Hier soir, passait sur Arte, dans le cadre du cycle sur la Grande Guerre, un grand classique du cinéma américain. Encore un chef d'oeuvre qui aborde le sujet si difficile que représente la guerre. Après la critique de "Platoon" d'Olivier Stone et celle de "La Ligne Rouge" de Terrence Malick, je m'adonne maintenant à la critique de "Johnny s'en va-t-en guerre" qui est, à ce jour, le seul film écrit et réalisé par Dalton Trumbo (et quel film !), bien que celui-ci ait écrit bon nombre de scénarios, comme par exemple celui de "Spartacus" de Stanley Kubrick. Son seul film est une adaptation cinématographique de son propre livre écrit en 1939 qui porte le même nom que le film.

Le long-métrage s'ouvre sur un écran noir. Le jeune Joe est allongé sur son lit d'hopital. Il prend peu à peu conscience de son infirmité grâce à son cerveau et se rend compte qu'il a perdu la plupart de ses capacités sensorielles : la vue (d'où l'écran noir lors de sa prise de conscience), l'ouie (il ne perçoit plus aucun sons), la parole (il ne peut communiquer avec le personnel médical pour les décisions concernant sa santé et même sa vie) et enfin l'odorat.

Nous suivons son quotidien ou plutôt son calvaire grâce à une voix off qui est en fait la voix intérieure de Joe qui commente ses ressentis et montre que Joe se débat pour essayer de comprendre ce qui passe autour de lui lors des nombreux passages d'infirmières ou de medeçins. Le personnel médical le pense inconscient et va donc l'amputer de tout ses membres.
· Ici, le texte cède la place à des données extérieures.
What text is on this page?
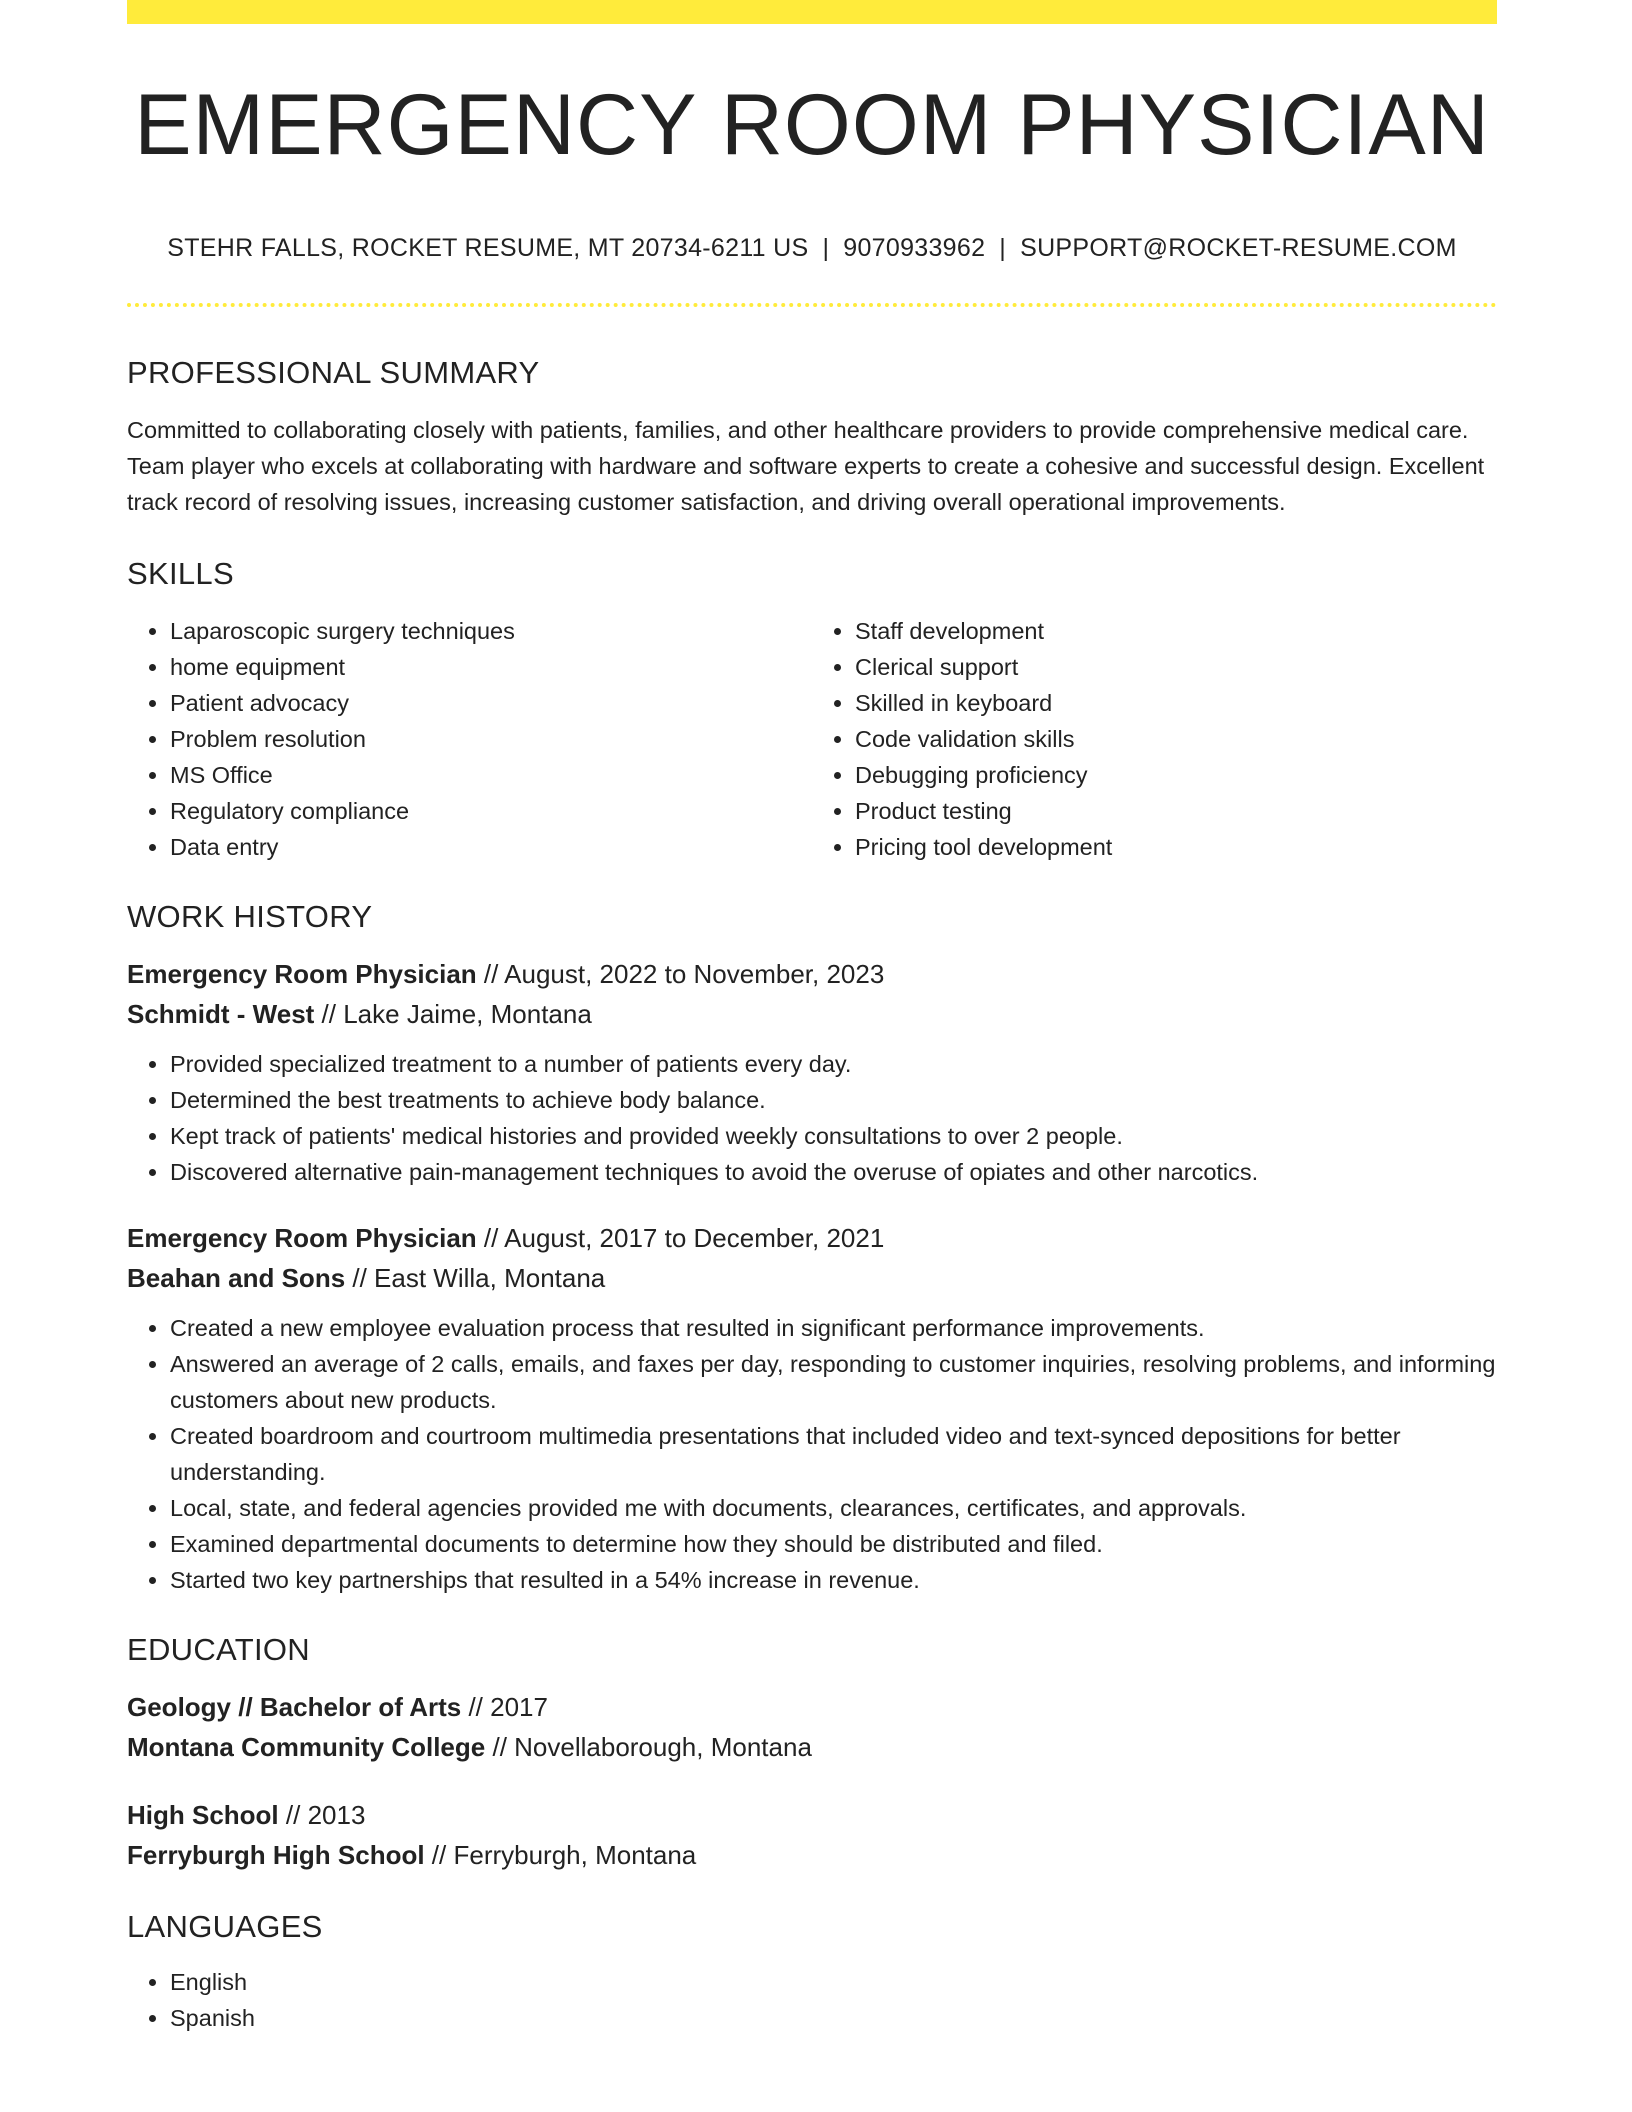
EMERGENCY ROOM PHYSICIAN
STEHR FALLS, ROCKET RESUME, MT 20734-6211 US | 9070933962 | SUPPORT@ROCKET-RESUME.COM
PROFESSIONAL SUMMARY
Committed to collaborating closely with patients, families, and other healthcare providers to provide comprehensive medical care. Team player who excels at collaborating with hardware and software experts to create a cohesive and successful design. Excellent track record of resolving issues, increasing customer satisfaction, and driving overall operational improvements.
SKILLS
• Laparoscopic surgery techniques
• home equipment
• Patient advocacy
• Problem resolution
• MS Office
• Regulatory compliance
• Data entry
• Staff development
• Clerical support
• Skilled in keyboard
• Code validation skills
• Debugging proficiency
• Product testing
• Pricing tool development
WORK HISTORY
Emergency Room Physician // August, 2022 to November, 2023
Schmidt - West // Lake Jaime, Montana
• Provided specialized treatment to a number of patients every day.
• Determined the best treatments to achieve body balance.
• Kept track of patients' medical histories and provided weekly consultations to over 2 people.
• Discovered alternative pain-management techniques to avoid the overuse of opiates and other narcotics.
Emergency Room Physician // August, 2017 to December, 2021
Beahan and Sons // East Willa, Montana
• Created a new employee evaluation process that resulted in significant performance improvements.
• Answered an average of 2 calls, emails, and faxes per day, responding to customer inquiries, resolving problems, and informing customers about new products.
• Created boardroom and courtroom multimedia presentations that included video and text-synced depositions for better understanding.
• Local, state, and federal agencies provided me with documents, clearances, certificates, and approvals.
• Examined departmental documents to determine how they should be distributed and filed.
• Started two key partnerships that resulted in a 54% increase in revenue.
EDUCATION
Geology // Bachelor of Arts // 2017
Montana Community College // Novellaborough, Montana
High School // 2013
Ferryburgh High School // Ferryburgh, Montana
LANGUAGES
• English
• Spanish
Il perd donc toute humanité physique et n'est plus finalement qu'un vulgaire morceau de viande. Il souffre silencieusement et va trouver du réconfort dans ses souvenirs.

Le jeune homme va se remémorer sa vie avec plusieurs flashbacks qui nous montre les évènements clés de cette vie : ses moments de bonheur avec sa petite-amie notamment, les relations familiales plus particulièrement celle avec son père, mais surtout ce qui lui a donné l'envie et la motivation de partir en guerre (la cause de sa terrible infirmité) et les différentes réactions de ses proches face à cette décision. Dans ces flashbacks se mélangent habilement rêve et souvenir : parfois ils se rappellent les évènements tels qu'ils sont, d'autres fois, les situations font échos à sa situation allant même jusqu'à se transformer en une sorte de rêve dans laquelle ses proches s'adressent directement à lui pour lui redonner espoir. Mais comment sait-on s'il l'on rêve ou pas lorsqu'on n'a pas de yeux et que l'on ne sait même pas s'il l'on dort ?
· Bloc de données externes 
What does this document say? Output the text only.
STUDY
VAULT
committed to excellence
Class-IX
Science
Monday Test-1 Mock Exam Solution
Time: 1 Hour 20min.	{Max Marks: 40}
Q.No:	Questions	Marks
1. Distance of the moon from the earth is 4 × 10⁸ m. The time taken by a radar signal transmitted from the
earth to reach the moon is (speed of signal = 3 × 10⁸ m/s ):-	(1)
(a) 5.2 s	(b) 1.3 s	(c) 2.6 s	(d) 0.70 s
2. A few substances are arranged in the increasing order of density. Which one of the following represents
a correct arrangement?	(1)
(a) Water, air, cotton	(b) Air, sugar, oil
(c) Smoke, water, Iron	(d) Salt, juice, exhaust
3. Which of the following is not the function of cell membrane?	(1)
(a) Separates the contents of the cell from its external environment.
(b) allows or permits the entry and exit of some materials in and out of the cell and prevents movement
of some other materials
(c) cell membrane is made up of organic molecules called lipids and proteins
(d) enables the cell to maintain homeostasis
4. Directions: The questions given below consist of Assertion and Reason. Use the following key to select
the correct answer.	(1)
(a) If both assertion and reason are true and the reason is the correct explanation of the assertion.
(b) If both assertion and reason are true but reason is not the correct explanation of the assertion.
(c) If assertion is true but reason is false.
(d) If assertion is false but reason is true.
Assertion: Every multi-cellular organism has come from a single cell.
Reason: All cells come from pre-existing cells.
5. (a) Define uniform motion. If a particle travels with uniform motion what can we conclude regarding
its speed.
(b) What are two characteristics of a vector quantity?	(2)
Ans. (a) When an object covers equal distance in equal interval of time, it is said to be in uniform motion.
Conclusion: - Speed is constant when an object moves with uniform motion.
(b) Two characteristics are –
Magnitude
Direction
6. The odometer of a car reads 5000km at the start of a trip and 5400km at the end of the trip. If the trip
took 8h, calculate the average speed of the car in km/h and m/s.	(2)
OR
La réalisation est absolument merveilleuse, magique. Dalton Trumbo joue habilement avec la pellicule en alternant des scènes en noir et blanc pour la réalité (à savoir son agonie à l'hopital mais aussi pour la guerre quand il se souvient de son accident) et des scènes en couleur (pour les rêves ainsi que ses souvenirs). Ces flashbacks sont empreint de lyrisme et de mélancolie, ce qui renforce la dureté de sa situation.

Chronique d'une vie gâchée où la souffrance physique et mentale se confondent sans cesse apportant la déshumanisation que l'on connaît. Ce puissant réquisitoire antimilitariste apparaît étonnamment moderne car il fait écho à un débat d'actualité. Cette fin claire et cruelle l'élève au rang de véritable plaidoyer en faveur de l'euthanasie, c'est-à-dire le suicide assisté. À travers ce récit originale et intimiste, vous comprendez bien que l'acharnement médical renforce la souffrance. Ce jeune homme sincère sera aussi la victime d'une société qui a honte de la guerre, et qui n'assume jamais ses choix.